The conference saw McGraw reveal that 911 calls had been made by students while locked in the classroom with Ramos – as Arredondo and his men waited outside for more than an hour for backup.
Video footage from the scene shows angry parents pleading with officers parked outside the school to enter the building, as they wondered as to the fate of their children.
Eventually, Border Patrol agents who rushed to the scene after hearing the incident unfold on scanners, breached the locked classroom door – disobeying direct orders from Arredondo in the process – with one fatally shooting Ramos.
According to a law enforcement official who anonymously spoke to The New York Times, the agents had been puzzled as to why they were being told not to enter the school and engage the gunman, when he was still in the building firing shots.
McGraw Friday asserted that Arredondo, identifying the district chief by title, made a miscalculation assuming the active shooter situation had become a barricade event – likely costing lives.
Uvalde’s school district police chief Pete Arredondo is under fire for refusing to let his officers engage the active shooter at Robb Elementary, after the gunman barricaded himself in a classroom and continued to fire at cowering kids as they called 911
The statements have seen Arredondo, 50, become the focus of backlash from parents wondering if their children could have been saved. Nineteen died, as well as two teachers.

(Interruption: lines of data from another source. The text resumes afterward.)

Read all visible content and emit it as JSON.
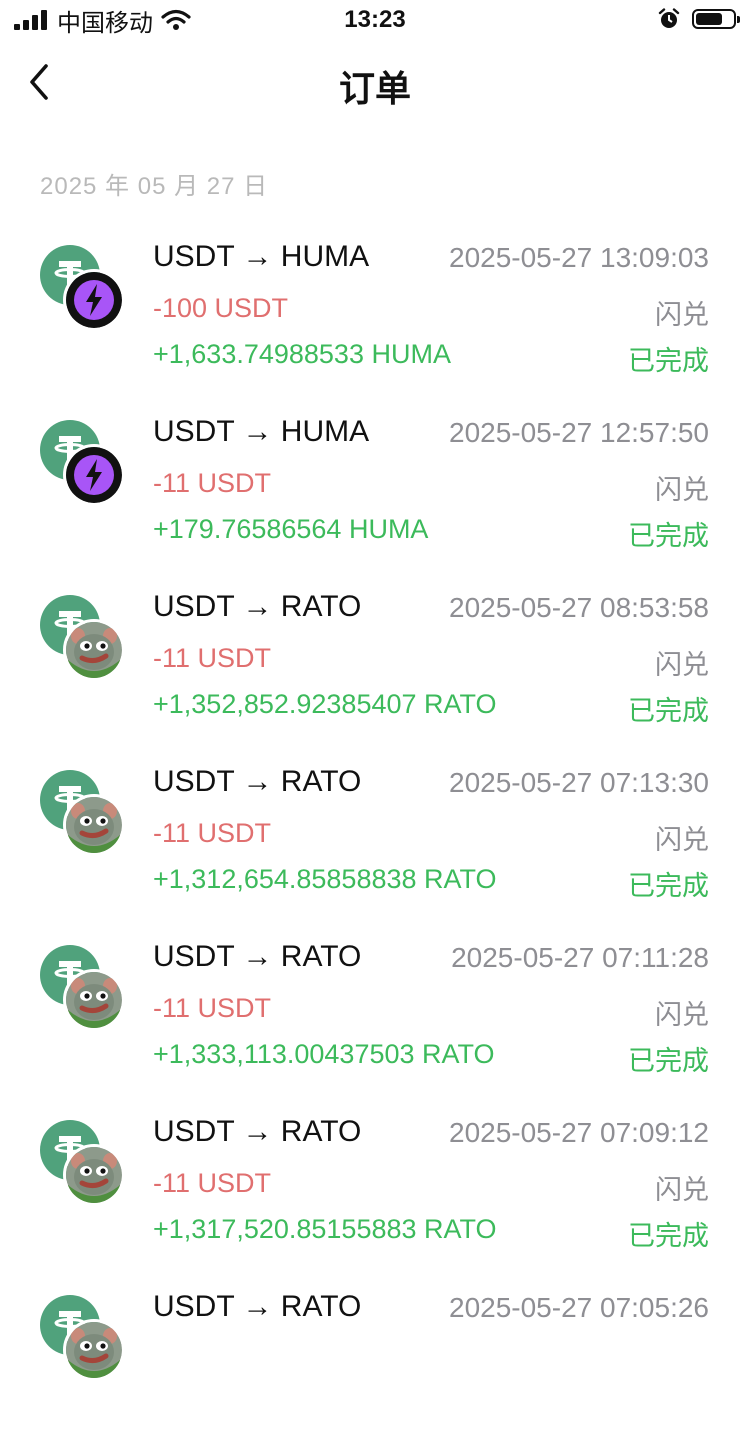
{
  "status_bar": {
    "carrier": "中国移动",
    "time": "13:23"
  },
  "nav": {
    "title": "订单"
  },
  "date_header": "2025 年 05 月 27 日",
  "colors": {
    "usdt_green": "#50a27c",
    "negative": "#e06f6f",
    "positive": "#3cba5b",
    "muted": "#8e8e93"
  },
  "orders": [
    {
      "pair": "USDT → HUMA",
      "time": "2025-05-27 13:09:03",
      "paid": "-100 USDT",
      "type": "闪兑",
      "received": "+1,633.74988533 HUMA",
      "status": "已完成",
      "to_icon": "huma-token-icon"
    },
    {
      "pair": "USDT → HUMA",
      "time": "2025-05-27 12:57:50",
      "paid": "-11 USDT",
      "type": "闪兑",
      "received": "+179.76586564 HUMA",
      "status": "已完成",
      "to_icon": "huma-token-icon"
    },
    {
      "pair": "USDT → RATO",
      "time": "2025-05-27 08:53:58",
      "paid": "-11 USDT",
      "type": "闪兑",
      "received": "+1,352,852.92385407 RATO",
      "status": "已完成",
      "to_icon": "rato-token-icon"
    },
    {
      "pair": "USDT → RATO",
      "time": "2025-05-27 07:13:30",
      "paid": "-11 USDT",
      "type": "闪兑",
      "received": "+1,312,654.85858838 RATO",
      "status": "已完成",
      "to_icon": "rato-token-icon"
    },
    {
      "pair": "USDT → RATO",
      "time": "2025-05-27 07:11:28",
      "paid": "-11 USDT",
      "type": "闪兑",
      "received": "+1,333,113.00437503 RATO",
      "status": "已完成",
      "to_icon": "rato-token-icon"
    },
    {
      "pair": "USDT → RATO",
      "time": "2025-05-27 07:09:12",
      "paid": "-11 USDT",
      "type": "闪兑",
      "received": "+1,317,520.85155883 RATO",
      "status": "已完成",
      "to_icon": "rato-token-icon"
    },
    {
      "pair": "USDT → RATO",
      "time": "2025-05-27 07:05:26",
      "paid": "",
      "type": "",
      "received": "",
      "status": "",
      "to_icon": "rato-token-icon"
    }
  ]
}
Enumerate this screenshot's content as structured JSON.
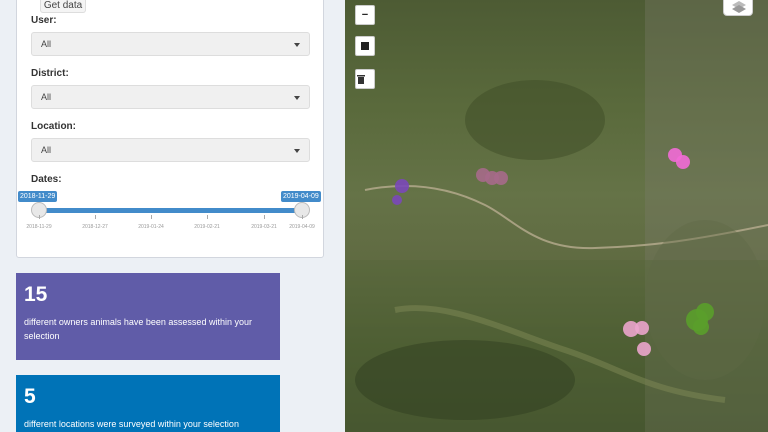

All had been barricaded in the classroom.
During Friday’s presser, state director McGraw corrected information released by local police Thursday that the gunman entered the building unimpeded, contradicting prior assertions from Arredondo’s force that one of their officers exchanged fire with the gunman before he entered the building.
McCraw said the officer mentioned in those reports was responding to a 911 call and confronted a person outside the school, who ended up being a teacher.
McCraw further revealed that the officer had actually passed by Ramos while rushing to the scene, as the gunman crouched behind a vehicle outside of the building.